The bill speeds veterans' access to FDA‑approved non‑opioid pain therapies and makes VA planning more predictable, but does so at potential cost to VA budgets and with administrative strain from a tight implementation deadline.
Veterans will get faster access to FDA‑approved non‑opioid drugs and biologics for acute and postoperative pain, expanding non‑opioid pain‑management options and potentially reducing veterans' opioid exposure, addiction risk, and overdose risk.
VA pharmacies and health systems (and therefore veterans) gain predictable, defined timelines for adding new non‑opioid therapies, improving procurement, inventory planning, and readiness to deliver new treatments.
VA patients and services — and taxpayers — could face financial pressure because the VA must absorb implementation and acquisition costs from existing budgets and may be required to add high‑cost products without a VA cost‑effectiveness review, potentially reducing funds for other VA programs or increasing government spending.

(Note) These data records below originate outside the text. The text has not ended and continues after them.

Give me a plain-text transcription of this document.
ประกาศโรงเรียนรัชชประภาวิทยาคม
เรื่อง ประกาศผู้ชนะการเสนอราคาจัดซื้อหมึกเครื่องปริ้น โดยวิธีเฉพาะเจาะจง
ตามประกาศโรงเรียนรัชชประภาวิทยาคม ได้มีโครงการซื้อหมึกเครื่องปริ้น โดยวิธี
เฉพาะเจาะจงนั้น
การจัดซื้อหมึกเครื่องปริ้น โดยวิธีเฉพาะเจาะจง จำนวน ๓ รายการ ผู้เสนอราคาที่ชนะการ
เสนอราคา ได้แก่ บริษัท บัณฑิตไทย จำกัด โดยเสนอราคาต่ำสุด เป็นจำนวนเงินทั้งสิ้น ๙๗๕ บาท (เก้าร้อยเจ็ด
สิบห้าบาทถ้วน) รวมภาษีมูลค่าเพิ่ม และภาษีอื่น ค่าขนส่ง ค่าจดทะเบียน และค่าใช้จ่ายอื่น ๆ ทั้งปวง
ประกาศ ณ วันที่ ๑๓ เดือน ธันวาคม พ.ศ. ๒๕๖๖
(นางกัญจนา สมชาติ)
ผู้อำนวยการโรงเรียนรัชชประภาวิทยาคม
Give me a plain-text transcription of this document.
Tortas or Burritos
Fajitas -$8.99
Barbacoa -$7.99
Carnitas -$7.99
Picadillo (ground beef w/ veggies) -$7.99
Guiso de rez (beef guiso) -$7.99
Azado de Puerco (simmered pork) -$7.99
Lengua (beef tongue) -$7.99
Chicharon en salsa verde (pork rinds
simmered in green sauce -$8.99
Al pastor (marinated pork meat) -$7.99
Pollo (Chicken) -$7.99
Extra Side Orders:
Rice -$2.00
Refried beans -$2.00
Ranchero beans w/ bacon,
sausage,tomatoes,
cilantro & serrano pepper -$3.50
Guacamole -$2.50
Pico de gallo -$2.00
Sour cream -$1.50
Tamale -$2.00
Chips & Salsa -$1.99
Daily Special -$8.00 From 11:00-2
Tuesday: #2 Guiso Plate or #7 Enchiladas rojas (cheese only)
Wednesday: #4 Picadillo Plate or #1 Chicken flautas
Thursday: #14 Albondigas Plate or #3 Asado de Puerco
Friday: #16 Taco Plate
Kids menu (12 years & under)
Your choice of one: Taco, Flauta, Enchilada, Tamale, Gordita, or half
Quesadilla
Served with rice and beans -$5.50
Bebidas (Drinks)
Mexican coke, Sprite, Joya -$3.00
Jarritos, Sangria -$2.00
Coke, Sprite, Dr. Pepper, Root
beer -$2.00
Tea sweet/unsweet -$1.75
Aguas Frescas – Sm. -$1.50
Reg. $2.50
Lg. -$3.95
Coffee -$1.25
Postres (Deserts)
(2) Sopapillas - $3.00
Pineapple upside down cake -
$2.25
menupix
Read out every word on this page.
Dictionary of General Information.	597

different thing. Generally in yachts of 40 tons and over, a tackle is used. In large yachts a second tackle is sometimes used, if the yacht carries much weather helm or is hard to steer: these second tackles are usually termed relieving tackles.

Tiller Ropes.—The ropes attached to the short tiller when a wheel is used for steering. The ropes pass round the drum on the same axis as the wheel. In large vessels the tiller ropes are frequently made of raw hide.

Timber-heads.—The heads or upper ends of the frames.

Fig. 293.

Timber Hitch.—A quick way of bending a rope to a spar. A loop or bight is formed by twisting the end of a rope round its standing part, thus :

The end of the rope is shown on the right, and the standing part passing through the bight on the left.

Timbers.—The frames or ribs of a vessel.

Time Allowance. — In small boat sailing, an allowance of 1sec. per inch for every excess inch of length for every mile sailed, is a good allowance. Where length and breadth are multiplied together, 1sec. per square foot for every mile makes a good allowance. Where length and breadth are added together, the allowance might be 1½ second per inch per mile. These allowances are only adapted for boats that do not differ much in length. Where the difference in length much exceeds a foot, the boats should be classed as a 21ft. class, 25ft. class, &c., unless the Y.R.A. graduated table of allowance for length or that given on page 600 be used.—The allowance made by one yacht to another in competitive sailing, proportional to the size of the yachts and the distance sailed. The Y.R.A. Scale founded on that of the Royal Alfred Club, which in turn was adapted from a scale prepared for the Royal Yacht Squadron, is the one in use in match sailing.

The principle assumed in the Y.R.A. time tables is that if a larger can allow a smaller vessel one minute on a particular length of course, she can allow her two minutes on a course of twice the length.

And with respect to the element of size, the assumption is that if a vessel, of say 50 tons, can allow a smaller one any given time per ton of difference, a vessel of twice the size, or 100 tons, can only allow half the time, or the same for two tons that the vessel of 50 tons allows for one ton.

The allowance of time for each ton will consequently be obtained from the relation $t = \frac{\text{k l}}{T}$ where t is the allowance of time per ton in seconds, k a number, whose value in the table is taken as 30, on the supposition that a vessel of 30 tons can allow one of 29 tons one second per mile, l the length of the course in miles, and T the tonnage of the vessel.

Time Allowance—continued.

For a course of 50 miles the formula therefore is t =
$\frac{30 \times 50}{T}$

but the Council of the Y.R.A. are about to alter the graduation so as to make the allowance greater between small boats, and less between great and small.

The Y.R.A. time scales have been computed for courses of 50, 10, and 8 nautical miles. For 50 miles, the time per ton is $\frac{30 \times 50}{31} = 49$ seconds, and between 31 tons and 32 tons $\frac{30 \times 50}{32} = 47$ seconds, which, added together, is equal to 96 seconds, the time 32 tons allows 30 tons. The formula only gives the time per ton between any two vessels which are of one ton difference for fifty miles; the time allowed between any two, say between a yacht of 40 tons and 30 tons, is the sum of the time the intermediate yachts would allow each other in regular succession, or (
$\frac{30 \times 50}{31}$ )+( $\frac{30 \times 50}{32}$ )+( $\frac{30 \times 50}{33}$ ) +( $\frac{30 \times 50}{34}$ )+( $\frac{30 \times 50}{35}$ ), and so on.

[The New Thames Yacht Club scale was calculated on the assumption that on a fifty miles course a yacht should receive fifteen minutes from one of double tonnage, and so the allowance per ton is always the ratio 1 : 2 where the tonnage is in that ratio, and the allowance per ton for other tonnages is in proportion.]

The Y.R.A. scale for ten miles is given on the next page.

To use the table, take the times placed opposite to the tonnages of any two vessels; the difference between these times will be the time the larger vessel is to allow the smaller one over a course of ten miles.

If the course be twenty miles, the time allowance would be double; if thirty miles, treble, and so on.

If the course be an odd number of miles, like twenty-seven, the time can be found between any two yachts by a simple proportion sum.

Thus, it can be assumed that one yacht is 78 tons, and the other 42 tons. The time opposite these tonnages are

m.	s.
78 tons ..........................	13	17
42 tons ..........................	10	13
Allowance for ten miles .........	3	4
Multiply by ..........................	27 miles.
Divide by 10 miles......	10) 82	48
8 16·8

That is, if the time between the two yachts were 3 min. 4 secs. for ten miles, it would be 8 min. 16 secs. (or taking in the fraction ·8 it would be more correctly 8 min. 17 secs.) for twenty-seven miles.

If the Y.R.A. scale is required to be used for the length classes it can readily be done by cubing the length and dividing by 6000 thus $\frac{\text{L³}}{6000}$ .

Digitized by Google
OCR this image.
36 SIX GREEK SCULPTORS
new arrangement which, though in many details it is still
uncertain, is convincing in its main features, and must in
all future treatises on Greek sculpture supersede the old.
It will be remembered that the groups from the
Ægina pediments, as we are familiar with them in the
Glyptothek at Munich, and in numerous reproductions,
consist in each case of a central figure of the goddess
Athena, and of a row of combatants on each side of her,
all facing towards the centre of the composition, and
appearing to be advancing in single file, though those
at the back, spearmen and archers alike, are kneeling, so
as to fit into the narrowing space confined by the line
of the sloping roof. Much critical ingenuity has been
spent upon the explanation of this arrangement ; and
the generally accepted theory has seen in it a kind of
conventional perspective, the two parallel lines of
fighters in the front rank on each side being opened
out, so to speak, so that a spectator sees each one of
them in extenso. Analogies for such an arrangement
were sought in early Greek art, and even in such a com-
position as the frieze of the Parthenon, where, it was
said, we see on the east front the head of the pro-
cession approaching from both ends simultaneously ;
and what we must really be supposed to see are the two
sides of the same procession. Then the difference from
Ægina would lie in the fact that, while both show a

The 90‑day mandatory implementation deadline may strain the Department of Veterans Affairs' administrative capacity, risking rushed formulary decisions, logistics challenges, or uneven rollouts that could negatively affect care delivery.
Based on analysis of 2 sections of legislative text.
Introduced November 19, 2025 by Shelley Moore Capito · Last progress November 19, 2025
Requires the Department of Veterans Affairs to add FDA-authorized non-opioid drugs and biologic products for acute and postoperative pain to the VA national formulary on a specific schedule tied to Medicare payment eligibility or FDA approval. It defines which products count as “non-opioid,” bars use of the Cost of War Toxic Exposures Fund to pay for implementation, and directs the VA to put the changes into effect within 90 days of enactment.